Satellite imagery has shown that the smoke had already travelled across the Tasman Sea onto New Zealand’s South Island as of Saturday, and it’s expected to reach the North Island by Wednesday afternoon. 

On Tuesday morning New Zealand Prime Minister Jacinda Ardern confirmed to One News that 21 additional firefighters would be sent over to help battle the fires in New South Wales. 

The fires have swept across New South Wales and Queensland, with the Rural Fire Service urging residents in high risk areas to evacuate ahead of looming “catastrophic” fire conditions.

On Monday afternoon NSW Health advised people in Sydney and the Hunter to take precautions as poor air quality’s expected from the smoke being blown south from fires on the Mid-North Coast.

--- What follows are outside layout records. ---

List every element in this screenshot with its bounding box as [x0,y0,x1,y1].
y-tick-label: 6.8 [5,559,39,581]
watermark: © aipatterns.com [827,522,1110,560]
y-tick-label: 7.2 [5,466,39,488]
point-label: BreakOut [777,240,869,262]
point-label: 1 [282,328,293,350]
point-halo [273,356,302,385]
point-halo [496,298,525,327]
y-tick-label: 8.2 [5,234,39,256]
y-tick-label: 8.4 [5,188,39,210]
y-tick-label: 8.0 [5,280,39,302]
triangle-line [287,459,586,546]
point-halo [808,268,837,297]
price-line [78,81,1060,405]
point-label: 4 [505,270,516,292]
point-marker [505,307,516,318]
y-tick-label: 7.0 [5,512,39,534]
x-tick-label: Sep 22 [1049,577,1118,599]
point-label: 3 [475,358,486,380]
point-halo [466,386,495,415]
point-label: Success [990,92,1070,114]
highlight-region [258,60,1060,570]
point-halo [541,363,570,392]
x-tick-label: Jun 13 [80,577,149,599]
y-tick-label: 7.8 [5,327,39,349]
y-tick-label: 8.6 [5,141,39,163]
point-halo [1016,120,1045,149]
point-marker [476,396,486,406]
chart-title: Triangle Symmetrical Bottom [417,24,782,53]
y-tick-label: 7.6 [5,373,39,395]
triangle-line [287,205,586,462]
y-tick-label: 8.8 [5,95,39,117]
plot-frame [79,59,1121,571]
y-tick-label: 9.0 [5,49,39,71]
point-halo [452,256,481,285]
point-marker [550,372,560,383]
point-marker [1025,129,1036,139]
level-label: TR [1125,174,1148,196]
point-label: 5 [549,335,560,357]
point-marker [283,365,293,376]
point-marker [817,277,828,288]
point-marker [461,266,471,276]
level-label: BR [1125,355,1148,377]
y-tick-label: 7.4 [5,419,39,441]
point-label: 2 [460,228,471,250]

“The best way to reduce exposure to smoke is to stay indoors with the doors and windows shut,” said NSW Health Director of Environmental Health, Dr Richard Broome.

“Air conditioning can also help to filter particles from indoor air.”

Bushfires have already killed three people in NSW and destroyed more than 150 homes. Officials expect adverse heat and wind conditions to peak at “unprecedented” levels on Tuesday.

The current severe outbreak, well before the summer peak, has caught many by surprise.

“Everybody has to be on alert no matter where you are and everybody has to assume the worst and we cannot allow complacency to creep in,” NSW Premier Gladys Berejiklian told reporters in Sydney.

The country’s most populous city has been designated at “catastrophic fire danger” for Tuesday, when temperatures as high as 37 degrees Celsius are forecast to combine with powerful winds for potentially deadly conditions. It is the first time Sydney has been rated at that level since new fire danger ratings were introduced in 2009.